Where are all these American Nazis the news keeps warning us about? When Nancy Pelosi’s daughter was starting out as a reporter for NBC, she told me they had her go undercover and join the KKK. I managed to convince her to show me some of the footage she had secretly recorded, and I almost died of boredom. All she did was sit around, listen to lonely people bitch about their lives, and then go back to her bunk and worry. NBC ended up feeling just as bored and after putting her life in jeopardy for several weeks, they decided to throw the story in the garbage (though I love the idea that the Speaker of the House’s daughter is technically still a KKK member).

Alexandra Pelosi’s experience was not unique. I was recently developing a show for BBC America with Louis Theroux’s old producer. I suggested we try to find some white-power gangs in London. “At first, I love that idea as much as the next guy,” he told me sighing, “but we’ve tried to do this before and the same thing always happens—nothing. Gangs are hard to find and when you finally do get ahold of them, you’re left with some incredibly dull lifestyles. The white gangs drink, the black gangs get high, and they both watch TV all day.”

Newsweek recently had a feature called “My Life as a White Supremacist” that was almost as boring as the KKK store in South Carolina. The FBI informant who’s quoted throughout the piece gave few examples of anything consequential outside of “They would take you out and have you shot.” They didn’t—but they probably “would.” Newsweek ignored the lack of scoop and chose to go off on a tangent about this imaginary “resurgence.” The author even went so far as to claim, “the nation’s first black president [has] swelled the ranks of extremist groups.”

What has actually swelled is the definition of “extremist.” Mark Steyn recently noted that the American government has saddled us with a debt amounting to “more money than anyone has ever owed anybody ever.” In the American left’s mind, if you have a problem with that, there’s a Hitler costume hanging in your closet.

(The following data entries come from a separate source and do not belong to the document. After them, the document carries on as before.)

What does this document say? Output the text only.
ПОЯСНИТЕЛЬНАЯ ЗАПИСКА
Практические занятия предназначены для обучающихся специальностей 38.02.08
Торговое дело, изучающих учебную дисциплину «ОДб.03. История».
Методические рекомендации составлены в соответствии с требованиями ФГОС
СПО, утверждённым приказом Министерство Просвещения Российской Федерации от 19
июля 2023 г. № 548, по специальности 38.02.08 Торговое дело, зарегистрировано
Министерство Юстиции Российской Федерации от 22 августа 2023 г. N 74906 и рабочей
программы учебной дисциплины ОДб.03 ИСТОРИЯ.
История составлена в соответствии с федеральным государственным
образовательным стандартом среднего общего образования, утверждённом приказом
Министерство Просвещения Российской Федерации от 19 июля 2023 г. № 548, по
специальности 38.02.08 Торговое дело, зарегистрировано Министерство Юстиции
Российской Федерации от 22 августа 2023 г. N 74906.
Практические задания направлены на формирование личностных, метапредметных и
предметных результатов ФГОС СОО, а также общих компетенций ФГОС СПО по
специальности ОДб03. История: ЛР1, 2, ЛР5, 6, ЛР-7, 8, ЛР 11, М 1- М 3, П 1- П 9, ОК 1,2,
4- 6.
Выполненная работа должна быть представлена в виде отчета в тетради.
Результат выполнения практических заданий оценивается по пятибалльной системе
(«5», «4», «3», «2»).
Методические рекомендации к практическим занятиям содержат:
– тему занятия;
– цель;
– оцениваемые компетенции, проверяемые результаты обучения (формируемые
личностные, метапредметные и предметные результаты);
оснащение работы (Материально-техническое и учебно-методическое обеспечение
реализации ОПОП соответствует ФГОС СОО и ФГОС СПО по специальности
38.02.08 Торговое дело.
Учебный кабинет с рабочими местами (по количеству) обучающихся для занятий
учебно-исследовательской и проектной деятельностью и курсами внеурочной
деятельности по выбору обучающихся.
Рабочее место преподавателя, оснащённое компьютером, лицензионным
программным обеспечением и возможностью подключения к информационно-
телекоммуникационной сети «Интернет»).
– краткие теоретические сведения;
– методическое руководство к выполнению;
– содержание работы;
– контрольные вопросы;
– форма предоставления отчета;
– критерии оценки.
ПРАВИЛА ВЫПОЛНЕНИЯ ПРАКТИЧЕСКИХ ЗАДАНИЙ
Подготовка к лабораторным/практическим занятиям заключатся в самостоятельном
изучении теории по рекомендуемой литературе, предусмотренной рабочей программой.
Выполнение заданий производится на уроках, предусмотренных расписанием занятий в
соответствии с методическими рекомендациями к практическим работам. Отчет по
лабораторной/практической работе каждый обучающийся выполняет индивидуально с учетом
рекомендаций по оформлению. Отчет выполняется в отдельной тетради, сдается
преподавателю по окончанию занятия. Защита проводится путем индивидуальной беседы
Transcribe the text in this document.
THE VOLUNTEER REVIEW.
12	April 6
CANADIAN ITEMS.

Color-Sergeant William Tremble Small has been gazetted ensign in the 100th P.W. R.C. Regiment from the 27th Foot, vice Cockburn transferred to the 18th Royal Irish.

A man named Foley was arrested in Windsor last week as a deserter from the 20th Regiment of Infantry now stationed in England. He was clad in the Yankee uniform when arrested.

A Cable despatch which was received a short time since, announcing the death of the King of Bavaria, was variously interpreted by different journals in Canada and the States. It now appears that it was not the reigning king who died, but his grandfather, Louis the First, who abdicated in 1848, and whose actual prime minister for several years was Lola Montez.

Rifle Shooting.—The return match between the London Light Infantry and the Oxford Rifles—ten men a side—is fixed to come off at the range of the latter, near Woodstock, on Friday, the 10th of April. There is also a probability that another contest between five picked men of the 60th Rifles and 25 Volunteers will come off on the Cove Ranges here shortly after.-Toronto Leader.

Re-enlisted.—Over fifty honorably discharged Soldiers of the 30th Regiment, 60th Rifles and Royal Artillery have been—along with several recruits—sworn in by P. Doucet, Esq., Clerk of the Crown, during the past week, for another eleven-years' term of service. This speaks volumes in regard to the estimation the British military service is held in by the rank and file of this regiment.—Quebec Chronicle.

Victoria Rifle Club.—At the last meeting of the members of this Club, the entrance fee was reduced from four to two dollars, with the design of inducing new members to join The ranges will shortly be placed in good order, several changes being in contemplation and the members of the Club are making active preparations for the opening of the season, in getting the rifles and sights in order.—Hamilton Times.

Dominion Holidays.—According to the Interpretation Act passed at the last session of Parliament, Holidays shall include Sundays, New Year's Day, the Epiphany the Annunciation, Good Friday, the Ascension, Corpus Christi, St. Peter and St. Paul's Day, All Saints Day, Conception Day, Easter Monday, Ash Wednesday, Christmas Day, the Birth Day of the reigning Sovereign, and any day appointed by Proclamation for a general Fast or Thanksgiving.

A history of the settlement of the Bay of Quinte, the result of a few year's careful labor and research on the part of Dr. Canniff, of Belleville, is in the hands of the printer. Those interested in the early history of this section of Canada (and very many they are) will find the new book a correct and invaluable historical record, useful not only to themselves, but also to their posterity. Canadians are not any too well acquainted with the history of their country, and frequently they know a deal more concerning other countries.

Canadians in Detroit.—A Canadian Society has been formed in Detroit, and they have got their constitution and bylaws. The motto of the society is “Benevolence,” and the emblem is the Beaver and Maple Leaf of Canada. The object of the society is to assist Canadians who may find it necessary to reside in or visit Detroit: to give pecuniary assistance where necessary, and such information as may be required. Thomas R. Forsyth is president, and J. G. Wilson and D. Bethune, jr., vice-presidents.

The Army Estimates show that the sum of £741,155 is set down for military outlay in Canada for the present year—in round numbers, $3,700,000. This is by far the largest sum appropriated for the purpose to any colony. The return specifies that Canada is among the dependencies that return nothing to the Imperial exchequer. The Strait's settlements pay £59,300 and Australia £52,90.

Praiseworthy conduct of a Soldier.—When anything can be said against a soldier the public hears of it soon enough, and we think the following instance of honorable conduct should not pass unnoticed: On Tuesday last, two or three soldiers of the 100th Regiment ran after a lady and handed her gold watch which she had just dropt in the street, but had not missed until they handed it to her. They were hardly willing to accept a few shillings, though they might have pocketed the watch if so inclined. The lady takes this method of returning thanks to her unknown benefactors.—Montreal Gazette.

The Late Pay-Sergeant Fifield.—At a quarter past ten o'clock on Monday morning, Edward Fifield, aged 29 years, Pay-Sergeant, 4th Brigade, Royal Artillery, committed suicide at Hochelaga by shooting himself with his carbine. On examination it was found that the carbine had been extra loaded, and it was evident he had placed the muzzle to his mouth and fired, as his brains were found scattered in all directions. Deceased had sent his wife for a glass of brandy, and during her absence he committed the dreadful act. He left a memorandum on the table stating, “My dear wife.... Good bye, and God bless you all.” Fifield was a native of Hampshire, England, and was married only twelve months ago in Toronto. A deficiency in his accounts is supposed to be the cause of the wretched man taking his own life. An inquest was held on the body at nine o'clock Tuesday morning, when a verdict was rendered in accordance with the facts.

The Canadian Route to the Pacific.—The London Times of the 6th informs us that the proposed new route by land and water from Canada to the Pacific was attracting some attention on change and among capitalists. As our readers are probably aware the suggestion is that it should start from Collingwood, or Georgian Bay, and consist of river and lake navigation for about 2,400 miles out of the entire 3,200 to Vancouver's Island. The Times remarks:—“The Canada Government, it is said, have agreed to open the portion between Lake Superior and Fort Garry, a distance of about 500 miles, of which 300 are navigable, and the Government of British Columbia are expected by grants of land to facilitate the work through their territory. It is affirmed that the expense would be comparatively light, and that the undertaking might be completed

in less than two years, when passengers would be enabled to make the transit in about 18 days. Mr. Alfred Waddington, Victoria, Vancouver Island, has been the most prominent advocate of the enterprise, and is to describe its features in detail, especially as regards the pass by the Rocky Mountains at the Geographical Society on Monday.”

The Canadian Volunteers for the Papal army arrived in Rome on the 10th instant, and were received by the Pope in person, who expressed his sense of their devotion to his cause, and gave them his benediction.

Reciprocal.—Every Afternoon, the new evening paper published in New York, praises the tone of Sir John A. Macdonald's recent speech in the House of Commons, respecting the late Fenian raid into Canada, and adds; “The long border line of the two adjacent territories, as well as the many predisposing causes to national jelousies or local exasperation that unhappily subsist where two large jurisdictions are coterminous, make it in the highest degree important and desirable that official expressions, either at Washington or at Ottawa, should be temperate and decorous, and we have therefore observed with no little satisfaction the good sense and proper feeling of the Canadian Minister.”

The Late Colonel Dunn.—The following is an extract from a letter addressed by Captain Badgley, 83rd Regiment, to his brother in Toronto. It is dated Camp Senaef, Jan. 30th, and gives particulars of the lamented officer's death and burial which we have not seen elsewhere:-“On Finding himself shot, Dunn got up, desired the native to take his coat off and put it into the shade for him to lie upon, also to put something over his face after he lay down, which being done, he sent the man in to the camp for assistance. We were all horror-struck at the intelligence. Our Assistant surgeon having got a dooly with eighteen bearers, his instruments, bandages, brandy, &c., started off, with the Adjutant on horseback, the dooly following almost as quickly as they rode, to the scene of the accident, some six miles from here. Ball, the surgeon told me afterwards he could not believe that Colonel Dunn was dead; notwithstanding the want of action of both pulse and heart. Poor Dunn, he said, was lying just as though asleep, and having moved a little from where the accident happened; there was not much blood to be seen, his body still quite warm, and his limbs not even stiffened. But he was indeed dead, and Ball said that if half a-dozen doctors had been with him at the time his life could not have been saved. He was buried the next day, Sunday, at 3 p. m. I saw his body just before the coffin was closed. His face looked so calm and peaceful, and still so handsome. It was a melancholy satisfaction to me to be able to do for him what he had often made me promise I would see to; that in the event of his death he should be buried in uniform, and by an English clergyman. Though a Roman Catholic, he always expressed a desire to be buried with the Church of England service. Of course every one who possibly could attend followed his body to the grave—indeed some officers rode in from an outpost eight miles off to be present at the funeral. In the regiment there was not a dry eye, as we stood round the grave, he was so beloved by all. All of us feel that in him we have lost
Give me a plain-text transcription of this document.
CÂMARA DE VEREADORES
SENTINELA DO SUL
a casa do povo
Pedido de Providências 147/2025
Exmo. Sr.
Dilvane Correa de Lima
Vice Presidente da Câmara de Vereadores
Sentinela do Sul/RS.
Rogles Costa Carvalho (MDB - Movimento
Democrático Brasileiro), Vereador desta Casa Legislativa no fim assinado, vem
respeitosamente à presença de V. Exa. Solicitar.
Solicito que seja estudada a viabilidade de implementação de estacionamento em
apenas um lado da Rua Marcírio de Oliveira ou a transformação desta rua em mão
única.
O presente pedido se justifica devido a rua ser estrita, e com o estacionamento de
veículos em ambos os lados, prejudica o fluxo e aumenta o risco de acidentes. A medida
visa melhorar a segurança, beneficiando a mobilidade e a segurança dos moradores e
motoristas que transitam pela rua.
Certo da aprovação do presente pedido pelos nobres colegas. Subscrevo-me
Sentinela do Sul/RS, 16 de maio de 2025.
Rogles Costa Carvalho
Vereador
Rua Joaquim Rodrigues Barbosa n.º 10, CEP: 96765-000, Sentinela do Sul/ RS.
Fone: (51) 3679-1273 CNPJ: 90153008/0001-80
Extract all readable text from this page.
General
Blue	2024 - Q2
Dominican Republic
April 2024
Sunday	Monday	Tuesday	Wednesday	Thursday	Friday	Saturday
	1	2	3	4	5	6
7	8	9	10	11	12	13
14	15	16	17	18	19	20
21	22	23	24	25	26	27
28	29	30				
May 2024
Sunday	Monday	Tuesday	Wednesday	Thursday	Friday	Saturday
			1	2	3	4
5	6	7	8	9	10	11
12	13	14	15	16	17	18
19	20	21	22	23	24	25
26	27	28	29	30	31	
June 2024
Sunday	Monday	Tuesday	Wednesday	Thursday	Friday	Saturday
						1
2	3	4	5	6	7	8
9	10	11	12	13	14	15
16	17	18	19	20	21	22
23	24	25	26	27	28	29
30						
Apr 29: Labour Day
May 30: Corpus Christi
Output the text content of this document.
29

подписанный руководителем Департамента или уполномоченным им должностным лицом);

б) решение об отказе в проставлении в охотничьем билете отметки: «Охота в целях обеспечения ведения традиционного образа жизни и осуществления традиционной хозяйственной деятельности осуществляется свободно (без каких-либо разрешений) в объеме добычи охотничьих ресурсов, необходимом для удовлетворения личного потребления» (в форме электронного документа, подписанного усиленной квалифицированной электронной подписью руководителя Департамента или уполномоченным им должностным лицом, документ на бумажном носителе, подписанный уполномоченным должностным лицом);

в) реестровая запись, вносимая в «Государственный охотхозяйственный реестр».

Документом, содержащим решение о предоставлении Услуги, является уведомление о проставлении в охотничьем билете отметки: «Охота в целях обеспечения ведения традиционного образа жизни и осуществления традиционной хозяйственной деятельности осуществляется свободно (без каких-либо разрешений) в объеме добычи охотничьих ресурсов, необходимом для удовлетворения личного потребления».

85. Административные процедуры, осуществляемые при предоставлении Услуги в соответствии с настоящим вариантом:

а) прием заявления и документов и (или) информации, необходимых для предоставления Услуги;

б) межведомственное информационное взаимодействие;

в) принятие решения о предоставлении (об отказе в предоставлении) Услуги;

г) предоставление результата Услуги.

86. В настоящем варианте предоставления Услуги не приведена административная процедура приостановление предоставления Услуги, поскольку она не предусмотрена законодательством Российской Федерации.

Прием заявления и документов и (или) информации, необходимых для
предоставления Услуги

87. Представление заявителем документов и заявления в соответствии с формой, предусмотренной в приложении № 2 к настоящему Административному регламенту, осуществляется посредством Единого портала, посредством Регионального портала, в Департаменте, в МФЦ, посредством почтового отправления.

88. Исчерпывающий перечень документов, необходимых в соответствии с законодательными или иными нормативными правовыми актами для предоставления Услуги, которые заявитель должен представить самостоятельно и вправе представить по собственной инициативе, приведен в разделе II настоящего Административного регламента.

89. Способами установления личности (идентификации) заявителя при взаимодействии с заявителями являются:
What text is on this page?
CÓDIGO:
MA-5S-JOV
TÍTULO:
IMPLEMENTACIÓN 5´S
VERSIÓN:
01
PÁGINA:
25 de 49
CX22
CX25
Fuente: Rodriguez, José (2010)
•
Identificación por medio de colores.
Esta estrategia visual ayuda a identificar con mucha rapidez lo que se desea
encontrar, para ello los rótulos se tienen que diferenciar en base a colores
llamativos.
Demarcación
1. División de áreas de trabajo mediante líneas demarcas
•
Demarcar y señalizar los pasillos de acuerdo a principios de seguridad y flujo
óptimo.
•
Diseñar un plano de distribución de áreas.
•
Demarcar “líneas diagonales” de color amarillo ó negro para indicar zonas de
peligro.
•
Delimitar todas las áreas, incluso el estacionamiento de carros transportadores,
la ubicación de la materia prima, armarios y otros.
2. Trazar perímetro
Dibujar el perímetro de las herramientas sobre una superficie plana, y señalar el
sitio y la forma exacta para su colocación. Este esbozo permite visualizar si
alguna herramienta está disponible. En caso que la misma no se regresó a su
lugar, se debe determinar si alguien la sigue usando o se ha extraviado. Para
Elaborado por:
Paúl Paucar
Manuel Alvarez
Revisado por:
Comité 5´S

It all reminds me of the debacle back in 1989 when Morton Downey Jr. attacked himself in an airport bathroom, drew a backwards swastika on his face, and claimed he had been attacked by skinheads. America wants there to be a disturbing increase in white-power terrorists so badly, they close their eyes, click their heels, and make it so. Real-life terrorists such as the ones who want to blow themselves up for Allah are just too, I don’t know, real.

Remember when Iowa bureaucrats wanted to do an anti-terrorism drill and chose to dress actors up as Nazi skinheads so as not to offend Muslims? Skinheads decided they could be offended too and protested until the drill was shut down. A reader called “formergr” left a very telling comment about the story on Gawker:

Is it sad that I’m somewhat heartened that at least this town’s terrorism drill centers around the somewhat more realistic threat of a white pride group/domestic terrorism, rather than the Scary Furrin Muslins? [sic]

Yeah it’s sad, you fool. Timothy McVeigh killed 168 people. September 11th killed around 3,000. If you want to go international on the numbers, you’ll end up with lone white nuts such as Anders Behring Breivik killing 77 people versus Muslim terrorists killing, I don’t know, a bajillion? Besides, both McVeigh and Breivik disavowed racism.

Look, I wish there was a spooky resurgence of Nazi skinheads. I fought the tiny handful that existed in the 80s when they were at their peak, and it was as exhilarating as it was terrifying. I’m too old to repeat that particular lifestyle, but I still love documenting the bizarre. Unfortunately, the demand for colorful bad guys—or, actually, very pale bad guys—simply does not meet the supply, and the growing resurgence of American white-power groups is what it’s always been: a dying myth that somehow refuses to die.